At the end of last year, there were $18.8 billion of pretax derivatives losses in OCI, offset by an estimated $7.2 billion of gains, producing estimated pretax net losses of $11.6 billion, or $7.5 billion after tax.

Given the sharp drop in interest rates in recent days, the net after-tax losses could be even higher now. When interest rates were close to current levels at the end of March, Fannie's net losses stood at around $10 billion after-tax, or a staggering $15 billion before tax.

So how much capital should Fannie raise?

This calculation has three steps. First we subtract the $10 billion of estimated net losses from the end-June core capital number of $36.2 billion to get a new "cleaned up" core capital of $26.2 billion.

Second, we have to calculate Fannie's new minimum capital requirement with the 30% increase. It was $31.2 billion at the end of June, but would be $40.6 billion with the 30% addition.

Third, we need to subtract our new "cleaned up" core capital number of $26.2 billion from the $40.6 billion, because that will show how much capital Fannie is theoretically undercapitalized, and would have to raise to meet OFHEO's new minimum capital requirement. That shortfall comes to a bruising $14.4 billion.

So, bearing those numbers in mind, how serious is the Fannie mess? Much more serious than many Wall Streeters think.

Most seriously, there may have been times in the past three years when Fannie's core capital number, if it wrongfully excluded the OCI losses, was so far below its minimum capital requirement that Fannie probably would have been shut down by the OFHEO.

In the third quarter of 2002, when plunging interest rates drove up derivatives losses at Fannie, the company easily could have been nearly 40% undercapitalized, if it was incorrectly excluding OCI losses from core capital.

There is absolutely no way that any banking regulator would allow a bank to continue normal business if it were that much undercapitalized. If Citigroup's (C, news, msgs) regulator were to come out tomorrow and say it was 40% undercapitalized, sell-side analysts would be quick to slap a sell recommendation on the bank.

But when Fannie's regulator comes out and produces strong evidence that the company may have been similarly undercapitalized, Wall Street strangely rushes to Fannie's defense.

Hints of deep management problems
OFHEO's report also gives hints of deep arrogance within Fannie's management, suggesting the current top execs soon will be gone, possibly leaving the company effectively without direction for months.

The regulator suggests Fannie's derivatives accounting has been erroneous since it became subject to a new rule called SFAS 133 in 2001. Fannie has never really hidden its dislike for SFAS 133. And if it is revealed that Fannie didn't apply SFAS 133, the reason may turn out to be that it never felt it really had to, simply because it was so big and exerted so much influence around Washington and Wall Street.

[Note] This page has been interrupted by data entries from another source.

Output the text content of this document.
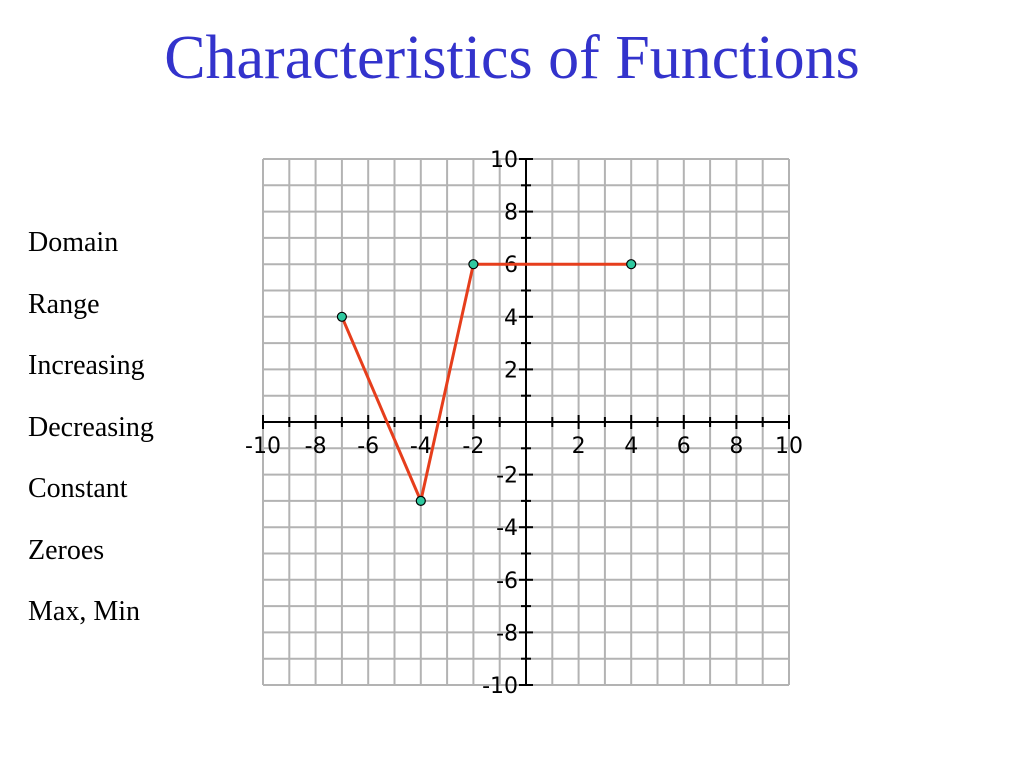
Characteristics of Functions
Domain
Range
Increasing
Decreasing
Constant
Zeroes
Max, Min
-10 -8 -6 -4 -2	2 4 6 8 10
10
8
6
4
2
-2
-4
-6
-8
-10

Fannie's stock actually moved up Tuesday, suggesting that investors see the capital-raising agreement with OFHEO to be the worst Fannie has to endure. But the company's problems are not over, says Josh Rosner, an analyst at research company Medley Global Advisors. Rosner says it'll be extremely difficult to go back and recalculate some numbers, and he says that a true core capital number is "unquantifiable at this point."

Rosner adds that it could be several quarters before Fannie is able to file financial statements with the Securities and Exchange Commission.

CEO Raines and CFO Timothy Howard, both of whom have vigorously defended Fannie's accounting in the past, almost certainly won't want to sign off on financials that may need to be restated in the future. As a result, there could be a long delay before Fannie files SEC-registered financials again. And that may severely curtail Fannie's ability to issue debt to fund its business.

Unlike Enron and WorldCom, Fannie isn't going to plunge into bankruptcy. But it already has descended to their level in other ways.